Hirschsprung's (HIRSH-sproongz) disease is a condition that affects the large intestine (colon) and causes problems with passing stool. Hirschsprung's disease is present when a baby is born (congenital) and results from missing nerve cells in the muscles of part or all of the baby's colon. A newborn who has Hirschsprung's disease is usually unable to have a bowel movement in the first days after birth. In mild cases, the condition might not be detected until later in childhood. Hirschsprung's disease is treated with surgery to bypass or remove the diseased part of the colon.
Typically, the most obvious sign of Hirschsprung's disease is a newborn's failure to have a bowel movement within 48 hours after birth.
Other signs and symptoms in newborns may include: Swollen belly, Vomiting, including vomiting a green or brown substance, Constipation or gas, which might make a newborn fussy, Diarrhea, In older children.

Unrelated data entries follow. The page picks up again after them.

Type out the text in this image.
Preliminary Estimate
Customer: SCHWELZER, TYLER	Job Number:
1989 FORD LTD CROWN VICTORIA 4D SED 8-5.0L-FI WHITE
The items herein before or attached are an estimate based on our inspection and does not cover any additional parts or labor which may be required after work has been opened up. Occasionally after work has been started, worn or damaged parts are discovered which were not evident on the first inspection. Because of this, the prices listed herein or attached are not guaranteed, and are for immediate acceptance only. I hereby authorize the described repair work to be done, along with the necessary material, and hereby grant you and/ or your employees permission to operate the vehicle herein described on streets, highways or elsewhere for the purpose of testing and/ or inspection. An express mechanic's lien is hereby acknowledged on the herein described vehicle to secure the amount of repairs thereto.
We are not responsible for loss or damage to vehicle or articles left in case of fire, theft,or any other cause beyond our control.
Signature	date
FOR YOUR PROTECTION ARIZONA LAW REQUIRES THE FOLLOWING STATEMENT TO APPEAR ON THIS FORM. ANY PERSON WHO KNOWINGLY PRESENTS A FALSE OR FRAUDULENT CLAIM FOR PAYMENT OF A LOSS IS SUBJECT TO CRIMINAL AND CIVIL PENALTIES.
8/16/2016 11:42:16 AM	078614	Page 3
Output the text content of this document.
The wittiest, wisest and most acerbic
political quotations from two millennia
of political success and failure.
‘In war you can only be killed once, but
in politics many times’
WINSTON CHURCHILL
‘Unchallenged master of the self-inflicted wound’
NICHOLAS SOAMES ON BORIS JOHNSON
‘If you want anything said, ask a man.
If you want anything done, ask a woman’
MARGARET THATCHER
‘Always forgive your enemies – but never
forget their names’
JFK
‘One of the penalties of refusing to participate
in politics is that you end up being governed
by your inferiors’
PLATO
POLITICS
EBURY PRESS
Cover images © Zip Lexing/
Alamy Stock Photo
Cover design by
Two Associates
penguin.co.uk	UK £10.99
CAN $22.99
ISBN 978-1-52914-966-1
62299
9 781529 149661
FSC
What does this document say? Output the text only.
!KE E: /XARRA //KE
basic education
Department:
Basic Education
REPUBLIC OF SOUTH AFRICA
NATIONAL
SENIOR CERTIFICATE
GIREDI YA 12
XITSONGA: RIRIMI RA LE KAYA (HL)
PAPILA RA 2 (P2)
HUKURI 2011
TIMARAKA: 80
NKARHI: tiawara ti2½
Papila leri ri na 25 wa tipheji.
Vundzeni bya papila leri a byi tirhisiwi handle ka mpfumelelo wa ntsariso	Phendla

signs and symptoms can include: Swollen belly, Chronic constipation, Gas, Failure to gain weight, Fatigue
Hirschsprung's disease is treated with surgery to bypass the part of the colon that has no nerve (ganglia) cells. The lining of the diseased part of the colon is stripped away, and normal colon is pulled through the colon from the inside and attached to the anus. This is usually done using minimally invasive (laparoscopic) methods, operating through the anus. In children who are very ill, surgery may be done in two steps. First, the abnormal portion of the colon is removed and the top, healthy portion of the colon is connected to a small hole (ostomy) the surgeon creates in the child's abdomen. Stool then leaves the body through the ostomy into a bag that attaches to the end of the intestine that protrudes through the hole in the abdomen. This allows time for the lower part of the colon to heal.